Archimandrite Varnavas Lambropoulos
A superficial reading of the epistle for the 6th Sunday of Matthew gives the impression of dry moralism. The apostle twice repeats the exhortation to the faithful to learn to take the lead in the performance of good deeds, which he considers to be examples of spiritual productivity. And once he counsels them to avoid heretics ‘after one or two admonitions’.
True or merely useful?
The obvious question arises, one which is often posed by many people: ‘Why should I be a Christian, especially Orthodox, and have to avoid heretics, since I can still be a good person without being a member of the Church? Are there no people of other persuasions, other religions, and even atheists, who have a great deal to show in terms of good works?’. Asking this question is tantamount to saying: ‘I’m not interested in whether Christianity’s true or not. All that concerns me is whether it helps me to be a good person. My criterion isn’t its truth but its utility’. But the value doesn’t lie only in the fact that it’s useful. The Christian faith isn’t merely a system of morality. As the leading Orthodox theologian Georges Florovsky emphasizes: ‘The Orthodox faith is a theology of events’. It’s testimony to facts. If these events to which Christianity bears witness are simply tall tales, then no honest person should want to believe in them, no matter how useful they are.
When, in today’s epistle Saint Paul urges Titus to speak to the faithful with certitude and authority concerning what he’d written earlier on in the letter, he’s not referring to moral precepts, but to the fact of salvation in Christ. This is to say that in historical time and place, the divine and human natures were united in Christ, without confusion or separation. Without ceasing to be perfect God, Christ became a perfect human person, ‘without sins’. He thus made it possible for us not merely to become better people, but to be renewed, to become new people, and heirs to eternal life. This redemptive truth was proclaimed by the holy Fathers who constituted the 4th Ecumenical Synod in Chalcedon. Today we celebrate their memory. At sixteen sessions, in October 451, they arrived at unanimous decisions, after fruitful discussions.

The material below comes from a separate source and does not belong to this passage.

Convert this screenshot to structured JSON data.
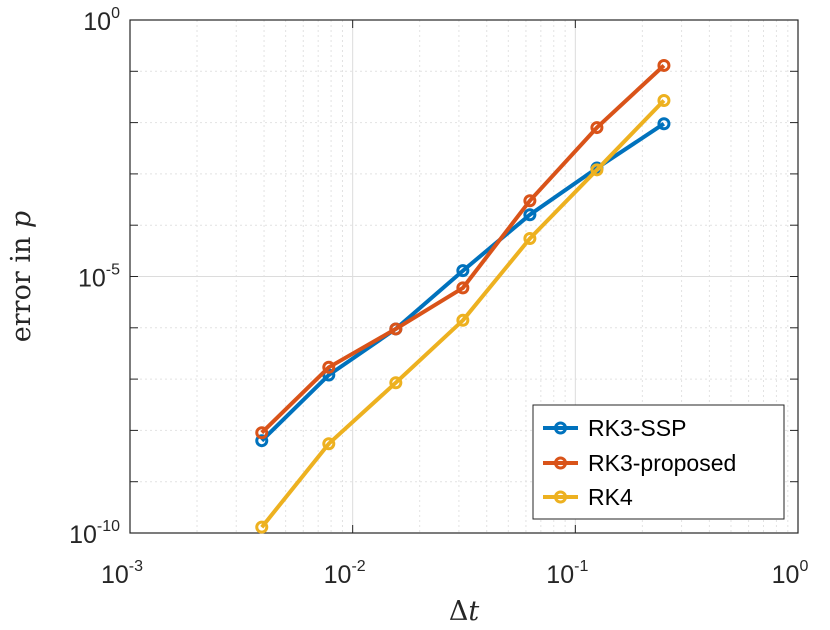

Heresy: separation from God
Naturally, these discussions were in no way related to the senseless conversations which Saint Paul advises Titus to avoid. These are ‘foolish controversies’ (Titus 3, 9) which end in profitless bickering and squabbles about issues in Judaic law. They were caused by Judaizing Christians who were attached to the letter of the law, who insisted on retaining the force of this imperfect and precursory law in the time of the perfect law of the Gospel and the revelation of salvation in Christ. Naturally, this led, if not to the abolition, at least to the alteration of the life of the Church. In the end, it led to heresy. It follows, then, that for Saint Paul and the Fathers of the Church, ‘heresy’ isn’t simply a theoretical difference of opinion. It’s an erroneous way of life. Even if it may be a morally upright life, as regards the externals, it’s false, because it’s severed from the saving truth and unity of the one Church. Many of the heretics lived very strictly and were morally beyond reproach. But Christ said that, on the Day of Judgement, they would hear ‘I do not know you’, even though they’d been allowed to prophecy in his name, to expel demons and to perform many miracles (Matth. 7, 22-23). This is what Abba Agathon had in mind, in the Book of the Elders. He accepted without complaint the accusations that he was proud, a fornicator, a gossip and a chatterbox, but when they called him a heretic, he bridled and said: ‘I’m not a heretic’. When they asked him why he couldn’t bear this designation, he replied: ‘The first ones I attribute to myself and are for the good of my soul, but to be a heretic is separation from God; and I don’t want to be separated from God’. For Abba Agathon, separation from God wasn’t separation from a subjective concept concerning God, but from the saving truth of the one Church, that is, separation from real Life.
The responsibility of admission into the Church.
No shepherd of the Church should be indifferent to such a deadly separation of one of his flock, and he should try, with repeated exhortations, to bring the deluded person back into the fold of salvation. The limit of the two efforts, as set by Saint Paul, clearly shouldn’t be taken literally. The conversion of Saint Augustine certainly wasn’t the result of a couple of admonitions on the part of Saint Monica. And the Jewish doctor of Saint Basil didn’t become Christian after only two or three conversations with the saint. What Saint Paul wants to point out is simply that an experienced shepherd has the discernment to know when to stop trying to ‘draw back in’ the deluded or fallen member, because this would be ‘flapping against the wind’, according to Saint John Chrysostom. Then, of course, those who persist in their delusion condemn themselves, because they no longer have the excuse that nobody counseled them.
So today’s Epistle reading is anything but a excerpt from a manual on morality, because it reminds us of the purpose of Christ’s incarnation, which isn’t simply our moral improvement, but our induction into his one Church, that is our deification by grace and eternal salvation, for which we’re entirely responsible.